"Strawberry Balsamic Donut" by Kim Magowan

Kim Magowan

Kim Magowan

Kim Magowan lives in San Francisco and teaches in the English Department of Mills College at Northeastern University. She is author of the short story collection Don't Take This the Wrong Way, co-authored with Michelle Ross, forthcoming from EastOver Press; the story collection How Far I've Come (2022), published by Gold Wake Press; the novel The Light Source (2019), published by 7.13 Books; and the story collection Undoing (2018), which won the 2017 Moon City Press Fiction Award. Her stories have been selected for Best Small Fictions and Wigleaf's Top 50. She is Editor-in-Chief and Fiction Editor of Pithead Chapel.

Strawberry Balsamic Donut

In college, Nell had slept with the boyfriends of her best friends. At the time, she couldn’t account for this behavior, though in therapy years later, she decided it had to do with her older sister Rosemary, whom her parents had always favored, and who was possessive and spoiled. Nell and Rosemary shared a bedroom, but in this room, the only thing that truly belonged to Nell was her own bed. The desk, the top drawers of the bureau, and the rocking chair by the window were all understood to be Rosemary’s. Rosemary would snarl at Nell when she left, say, a cardigan draped on the back of the rocking chair. The theory Nell and her therapist developed was that sleeping with her friends’ boyfriends was a two-fold reaction to these sibling inequities: Nell grasped at things that were off-limits, but in a self-sabotaging way that affirmed Nell was herself unworthy of love, loyalty, or a boyfriend of her own. She was only entitled to scavenge for scraps.

Of these men she slept with in college, there was only one Nell really liked: Curt, her friend Lucy’s boyfriend. Curt was too strange-looking to be handsome (gaunt, large-nosed, he looked like an El Greco martyr), but he had slim, elegant feet.

Thirteen years later, Nell is in Portland, Oregon, a city she’s never been to before, waiting in line at a famous donut place while her boyfriend shops at Powell’s (Graham could spend all day in a bookstore). Right ahead of her is a dog with a ropy, ombré coat that makes him look upholstered. When the dog raises its face, Nell sees that its eyes are two different colors: one light blue, one brown. Like Lucy Markham’s eyes. She takes a startled step back, looks up, and recognizes the man with the dog.

“Curt!” she says.

He does not immediately recognize her, and then he frowns. “Nell.”

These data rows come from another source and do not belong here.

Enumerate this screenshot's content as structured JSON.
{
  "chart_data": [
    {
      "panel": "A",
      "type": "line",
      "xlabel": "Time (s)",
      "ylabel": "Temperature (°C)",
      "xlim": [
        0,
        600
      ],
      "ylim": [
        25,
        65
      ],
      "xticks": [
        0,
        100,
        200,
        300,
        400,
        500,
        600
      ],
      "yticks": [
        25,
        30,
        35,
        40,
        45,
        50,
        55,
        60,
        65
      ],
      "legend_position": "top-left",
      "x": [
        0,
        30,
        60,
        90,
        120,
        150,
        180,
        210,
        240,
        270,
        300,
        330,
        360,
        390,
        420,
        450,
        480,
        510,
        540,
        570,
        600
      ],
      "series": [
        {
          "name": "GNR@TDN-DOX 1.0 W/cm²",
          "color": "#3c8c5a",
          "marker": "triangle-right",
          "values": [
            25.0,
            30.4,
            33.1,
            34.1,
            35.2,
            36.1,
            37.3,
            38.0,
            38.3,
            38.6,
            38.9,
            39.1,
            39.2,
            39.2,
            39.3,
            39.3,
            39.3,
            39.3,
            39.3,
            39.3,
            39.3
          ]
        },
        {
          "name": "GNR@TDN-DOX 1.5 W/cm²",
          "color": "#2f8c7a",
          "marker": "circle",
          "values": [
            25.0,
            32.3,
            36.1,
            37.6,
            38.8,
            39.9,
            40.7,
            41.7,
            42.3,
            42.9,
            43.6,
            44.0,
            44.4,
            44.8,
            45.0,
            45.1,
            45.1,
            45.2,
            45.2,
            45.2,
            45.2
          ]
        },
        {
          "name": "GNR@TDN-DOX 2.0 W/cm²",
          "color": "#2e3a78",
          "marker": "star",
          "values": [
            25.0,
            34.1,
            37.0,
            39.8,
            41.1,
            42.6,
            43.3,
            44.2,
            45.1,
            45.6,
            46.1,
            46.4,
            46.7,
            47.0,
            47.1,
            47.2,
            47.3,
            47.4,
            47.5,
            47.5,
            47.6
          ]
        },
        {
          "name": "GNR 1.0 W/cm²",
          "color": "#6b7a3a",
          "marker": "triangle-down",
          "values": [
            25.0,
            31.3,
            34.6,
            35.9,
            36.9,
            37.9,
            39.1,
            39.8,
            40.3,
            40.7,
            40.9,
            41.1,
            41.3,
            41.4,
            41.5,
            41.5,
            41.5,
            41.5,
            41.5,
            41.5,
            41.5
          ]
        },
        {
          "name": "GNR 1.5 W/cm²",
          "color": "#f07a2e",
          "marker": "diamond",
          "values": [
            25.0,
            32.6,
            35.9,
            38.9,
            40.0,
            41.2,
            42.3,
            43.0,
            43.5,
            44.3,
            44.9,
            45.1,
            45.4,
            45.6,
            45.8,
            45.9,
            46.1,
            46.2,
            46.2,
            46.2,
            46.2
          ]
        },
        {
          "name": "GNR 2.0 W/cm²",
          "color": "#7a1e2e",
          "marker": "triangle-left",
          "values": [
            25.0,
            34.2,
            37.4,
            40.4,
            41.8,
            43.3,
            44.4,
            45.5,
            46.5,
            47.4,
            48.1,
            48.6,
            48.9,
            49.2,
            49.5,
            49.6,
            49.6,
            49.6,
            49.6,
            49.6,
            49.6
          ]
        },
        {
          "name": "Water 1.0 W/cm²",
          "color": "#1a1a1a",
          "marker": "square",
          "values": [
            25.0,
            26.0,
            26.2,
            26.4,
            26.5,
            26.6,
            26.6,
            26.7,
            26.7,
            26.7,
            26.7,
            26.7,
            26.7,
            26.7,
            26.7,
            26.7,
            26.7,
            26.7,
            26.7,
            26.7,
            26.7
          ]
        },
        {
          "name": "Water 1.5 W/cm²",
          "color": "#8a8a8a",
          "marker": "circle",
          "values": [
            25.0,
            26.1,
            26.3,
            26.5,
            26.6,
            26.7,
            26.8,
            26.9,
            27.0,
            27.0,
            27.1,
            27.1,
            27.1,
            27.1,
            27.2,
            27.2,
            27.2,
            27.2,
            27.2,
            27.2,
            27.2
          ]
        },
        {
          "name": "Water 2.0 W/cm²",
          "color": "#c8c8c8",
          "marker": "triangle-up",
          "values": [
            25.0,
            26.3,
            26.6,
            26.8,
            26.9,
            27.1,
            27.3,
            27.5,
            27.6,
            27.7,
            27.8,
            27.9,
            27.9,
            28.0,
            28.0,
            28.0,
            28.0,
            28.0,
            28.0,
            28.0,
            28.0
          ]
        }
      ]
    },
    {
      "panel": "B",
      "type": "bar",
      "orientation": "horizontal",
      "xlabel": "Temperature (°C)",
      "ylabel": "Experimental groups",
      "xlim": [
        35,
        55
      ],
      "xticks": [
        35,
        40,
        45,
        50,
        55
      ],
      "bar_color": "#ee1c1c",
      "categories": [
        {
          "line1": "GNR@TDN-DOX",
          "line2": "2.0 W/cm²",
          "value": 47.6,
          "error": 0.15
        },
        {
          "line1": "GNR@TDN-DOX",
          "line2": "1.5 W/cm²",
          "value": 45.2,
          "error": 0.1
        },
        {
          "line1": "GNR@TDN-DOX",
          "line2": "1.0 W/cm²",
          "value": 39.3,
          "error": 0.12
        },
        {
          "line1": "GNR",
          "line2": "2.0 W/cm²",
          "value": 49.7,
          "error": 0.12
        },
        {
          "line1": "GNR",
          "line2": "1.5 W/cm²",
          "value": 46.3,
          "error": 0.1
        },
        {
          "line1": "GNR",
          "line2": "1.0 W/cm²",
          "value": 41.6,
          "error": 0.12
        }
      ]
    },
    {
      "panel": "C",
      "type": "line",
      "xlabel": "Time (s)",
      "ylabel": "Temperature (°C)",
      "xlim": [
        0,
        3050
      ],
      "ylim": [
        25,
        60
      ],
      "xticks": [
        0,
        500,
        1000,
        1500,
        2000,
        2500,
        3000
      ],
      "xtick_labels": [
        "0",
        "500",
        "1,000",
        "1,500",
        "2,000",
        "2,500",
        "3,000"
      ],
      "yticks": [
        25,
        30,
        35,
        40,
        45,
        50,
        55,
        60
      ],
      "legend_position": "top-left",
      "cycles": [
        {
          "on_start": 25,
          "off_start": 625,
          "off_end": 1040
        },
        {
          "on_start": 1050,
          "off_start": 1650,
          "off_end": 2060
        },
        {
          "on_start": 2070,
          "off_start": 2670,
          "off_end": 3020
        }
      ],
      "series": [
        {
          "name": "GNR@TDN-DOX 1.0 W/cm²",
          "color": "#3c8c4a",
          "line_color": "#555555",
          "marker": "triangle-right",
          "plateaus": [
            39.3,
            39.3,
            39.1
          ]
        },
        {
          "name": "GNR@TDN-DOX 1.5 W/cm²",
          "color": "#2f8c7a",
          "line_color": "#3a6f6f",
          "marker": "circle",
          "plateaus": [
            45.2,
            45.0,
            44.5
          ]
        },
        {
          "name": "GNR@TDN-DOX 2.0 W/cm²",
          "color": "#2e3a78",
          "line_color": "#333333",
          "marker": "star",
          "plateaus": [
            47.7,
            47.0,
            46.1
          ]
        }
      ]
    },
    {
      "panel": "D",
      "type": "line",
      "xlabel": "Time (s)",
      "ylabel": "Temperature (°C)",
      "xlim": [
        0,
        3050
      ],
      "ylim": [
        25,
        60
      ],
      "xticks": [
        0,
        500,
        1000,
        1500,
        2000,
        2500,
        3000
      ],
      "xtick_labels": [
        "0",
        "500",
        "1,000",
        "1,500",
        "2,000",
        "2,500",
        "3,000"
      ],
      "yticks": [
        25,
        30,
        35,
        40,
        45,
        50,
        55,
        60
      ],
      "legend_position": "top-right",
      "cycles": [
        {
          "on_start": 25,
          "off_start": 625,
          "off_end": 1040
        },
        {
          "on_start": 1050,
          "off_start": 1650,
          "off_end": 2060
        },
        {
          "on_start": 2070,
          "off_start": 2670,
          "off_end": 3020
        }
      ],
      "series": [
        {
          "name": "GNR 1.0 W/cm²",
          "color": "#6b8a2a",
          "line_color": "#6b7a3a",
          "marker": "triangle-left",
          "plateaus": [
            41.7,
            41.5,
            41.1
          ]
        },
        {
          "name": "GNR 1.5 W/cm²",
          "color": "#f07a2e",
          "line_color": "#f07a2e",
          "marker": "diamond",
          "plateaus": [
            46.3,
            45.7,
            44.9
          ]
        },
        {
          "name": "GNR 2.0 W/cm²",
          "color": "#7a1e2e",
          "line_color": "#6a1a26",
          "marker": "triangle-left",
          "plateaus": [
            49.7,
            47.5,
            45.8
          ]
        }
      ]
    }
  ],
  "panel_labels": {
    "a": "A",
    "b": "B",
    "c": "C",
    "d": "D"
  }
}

For a few minutes they exchange small talk. He’s lived in Portland for five years. Yes, the donuts are really that good and worth the line. “Esme, settle down,” he scolds the dog.

“She has eyes like Lucy,” Nell says.

Curt tilts his head, neither agreeing nor disagreeing.

“You heard about Lucy?”

He nods, reluctantly, as if he is allowed only a limited range of motion.

“I had the strangest dream about her a month before she died,” Nell says. “She was standing over me, holding a bowl of bright green, sludgy-looking broth. ‘Take a spoonful,’ she said. But I refused. I clamped my lips together, and Lucy looked pissed off, and I woke up. Then a month later I heard she died. Do you think it was a premonition?”

Curt shrugs, minutely.

Nell pets the dog’s dreadlocked head. “Bladder cancer is extremely rare in women under 35,” she says. “But you know what else is extremely rare? Having one blue eye and one brown eye.”

“That’s neither here nor there,” says Curt. He gives her a cold, openly disdainful look, then says, “I have to go,” and abruptly walks away. The dog trots after him.

Nell continues to wait on line, but now she feels miserable. A day before, she and Graham strolled through Portland, looking up to admire the tree canopies, then down at the frothy, abundant gardens that seemed like over-boiling pots, bubbling with flowers. “We should move here,” Graham said. It seemed perfect, a city made for underachievers. “Sweetie, you deserve to be happy,” Graham said to her later that night, kissing the backs of her fingers. She could marry him, Nell thought. She imagined having an elfin daughter named Marigold.

But seeing Curt, seeing the chill that radiates from him like spokes from a child’s drawing of a sun, deflates Nell. She walks back to Powell’s disconsolately, chewing her strange, disappointing donut. Why put balsamic vinegar in a donut? It doesn’t make sense. The gardens that yesterday looked so verdant, with their inviting, weathered trellises, now menace her. The plants are the same bright green of the soup dream-Lucy tried to make her eat.